Invité le 6 mars 2010 de l’émission "Salut les terriens" présentée par Thierry Ardisson sur Canal plus, Eric Zemmour avait justifié les contrôles de police au faciès en lançant indigné : "Mais pourquoi on est contrôlé 17 fois ? Pourquoi ? Parce que la plupart des trafiquants sont noirs et arabes, c’est comme ça, c’est un fait".
Dans la même veine et d’ailleurs le même jour, sur la chaîne France Ô, faisant fi de l’obligation de non-discrimination à l’embauche, il avait par ailleurs soutenu que les employeurs "ont le droit" de refuser des candidats parce que noir de peau ou d’origine maghrébine.
Pour ces deux sorties polémiques, SOS Racisme, la Licra, le Mrap, l’Union des étudiants juifs de France et l’association J’accuse avaient déposé plainte contre lui. Tour à tour, leur représentant se son succéder à la barre pour dénoncer "l’immense gravité" de ces assertions.

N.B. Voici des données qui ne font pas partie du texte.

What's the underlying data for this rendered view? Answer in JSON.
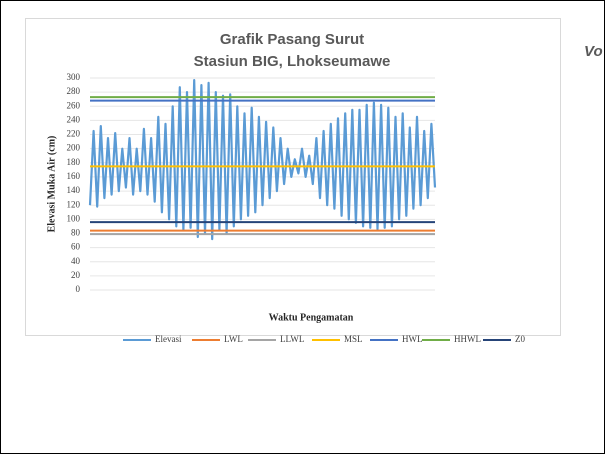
{
  "chart_data": {
    "type": "line",
    "title": "Grafik Pasang Surut",
    "subtitle": "Stasiun BIG, Lhokseumawe",
    "side_text": "Vo",
    "y_label": "Elevasi Muka Air  (cm)",
    "x_label": "Waktu Pengamatan",
    "ylim": [
      0,
      300
    ],
    "yticks": [
      0,
      20,
      40,
      60,
      80,
      100,
      120,
      140,
      160,
      180,
      200,
      220,
      240,
      260,
      280,
      300
    ],
    "grid": true,
    "legend": "bottom",
    "series": [
      {
        "name": "Elevasi",
        "color": "#5b9bd5",
        "values": [
          120,
          225,
          118,
          232,
          130,
          215,
          135,
          222,
          140,
          200,
          145,
          215,
          135,
          200,
          140,
          228,
          135,
          215,
          125,
          245,
          110,
          235,
          100,
          260,
          90,
          287,
          85,
          280,
          88,
          297,
          75,
          290,
          80,
          293,
          72,
          280,
          85,
          275,
          80,
          277,
          90,
          260,
          100,
          250,
          105,
          258,
          110,
          245,
          120,
          238,
          130,
          230,
          140,
          215,
          150,
          200,
          160,
          185,
          165,
          200,
          160,
          190,
          150,
          215,
          130,
          225,
          120,
          235,
          115,
          243,
          105,
          250,
          100,
          255,
          95,
          255,
          90,
          262,
          88,
          265,
          86,
          262,
          88,
          258,
          90,
          245,
          100,
          250,
          105,
          230,
          115,
          245,
          120,
          225,
          130,
          235,
          145
        ]
      },
      {
        "name": "LWL",
        "color": "#ed7d31",
        "value": 84
      },
      {
        "name": "LLWL",
        "color": "#a5a5a5",
        "value": 79
      },
      {
        "name": "MSL",
        "color": "#ffc000",
        "value": 175
      },
      {
        "name": "HWL",
        "color": "#4472c4",
        "value": 268
      },
      {
        "name": "HHWL",
        "color": "#70ad47",
        "value": 273
      },
      {
        "name": "Z0",
        "color": "#264478",
        "value": 96
      }
    ]
  }
}
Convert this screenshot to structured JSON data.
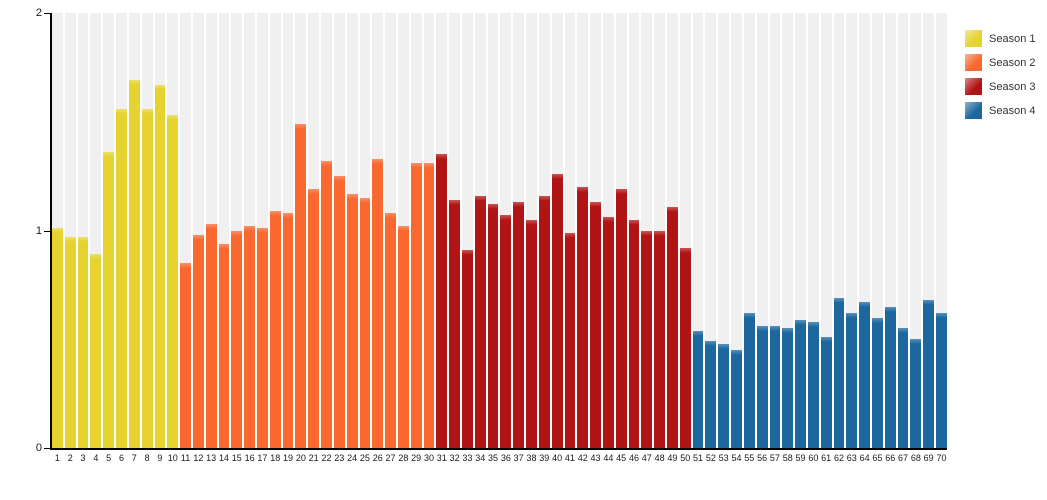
{
  "chart_data": {
    "type": "bar",
    "title": "",
    "xlabel": "",
    "ylabel": "",
    "ylim": [
      0,
      2
    ],
    "y_ticks": [
      2,
      1,
      0
    ],
    "grid": "striped-columns",
    "background_stripe_color": "#f0f0f0",
    "axis_color": "#000000",
    "legend_position": "top-right",
    "series": [
      {
        "name": "Season 1",
        "color": "#e6d32f",
        "episodes": [
          1,
          2,
          3,
          4,
          5,
          6,
          7,
          8,
          9,
          10
        ],
        "values": [
          1.01,
          0.97,
          0.97,
          0.89,
          1.36,
          1.56,
          1.69,
          1.56,
          1.67,
          1.53
        ]
      },
      {
        "name": "Season 2",
        "color": "#f8682f",
        "episodes": [
          11,
          12,
          13,
          14,
          15,
          16,
          17,
          18,
          19,
          20,
          21,
          22,
          23,
          24,
          25,
          26,
          27,
          28,
          29,
          30
        ],
        "values": [
          0.85,
          0.98,
          1.03,
          0.94,
          1.0,
          1.02,
          1.01,
          1.09,
          1.08,
          1.49,
          1.19,
          1.32,
          1.25,
          1.17,
          1.15,
          1.33,
          1.08,
          1.02,
          1.31,
          1.31
        ]
      },
      {
        "name": "Season 3",
        "color": "#b11414",
        "episodes": [
          31,
          32,
          33,
          34,
          35,
          36,
          37,
          38,
          39,
          40,
          41,
          42,
          43,
          44,
          45,
          46,
          47,
          48,
          49,
          50
        ],
        "values": [
          1.35,
          1.14,
          0.91,
          1.16,
          1.12,
          1.07,
          1.13,
          1.05,
          1.16,
          1.26,
          0.99,
          1.2,
          1.13,
          1.06,
          1.19,
          1.05,
          1.0,
          1.0,
          1.11,
          0.92
        ]
      },
      {
        "name": "Season 4",
        "color": "#1b679e",
        "episodes": [
          51,
          52,
          53,
          54,
          55,
          56,
          57,
          58,
          59,
          60,
          61,
          62,
          63,
          64,
          65,
          66,
          67,
          68,
          69,
          70
        ],
        "values": [
          0.54,
          0.49,
          0.48,
          0.45,
          0.62,
          0.56,
          0.56,
          0.55,
          0.59,
          0.58,
          0.51,
          0.69,
          0.62,
          0.67,
          0.6,
          0.65,
          0.55,
          0.5,
          0.68,
          0.62
        ]
      }
    ]
  }
}
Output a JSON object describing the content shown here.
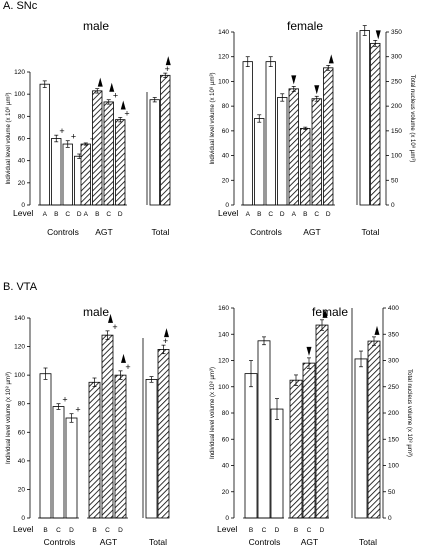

"Nous ne sommes pas face à un dérapage, à un accident" a notamment affirmé Me Patrick Klugman, l’avocat de SOS Racisme, ajoutant : "nous sommes témoins, comme toute la France, d’une gradation dans la violence".
Expliquant comme la procureure que "quand on s’exprime sur un réseau hertzien, on a une responsabilité accrue", il a fustigé la façon dont Zemmour a défini "une population criminogène en fonction de son apparence et de son origine", faisant par là même "passer un mensonge pour un fait établi".
Lors du procès, la procureure Anne de Fontenette a d’une part déploré qu’Eric Zemmour ait repris le "vieux stéréotype qui assimile l’immigration à la délinquance" et a d’autre part rappelé que "la discrimination n’est pas un droit, mais un délit".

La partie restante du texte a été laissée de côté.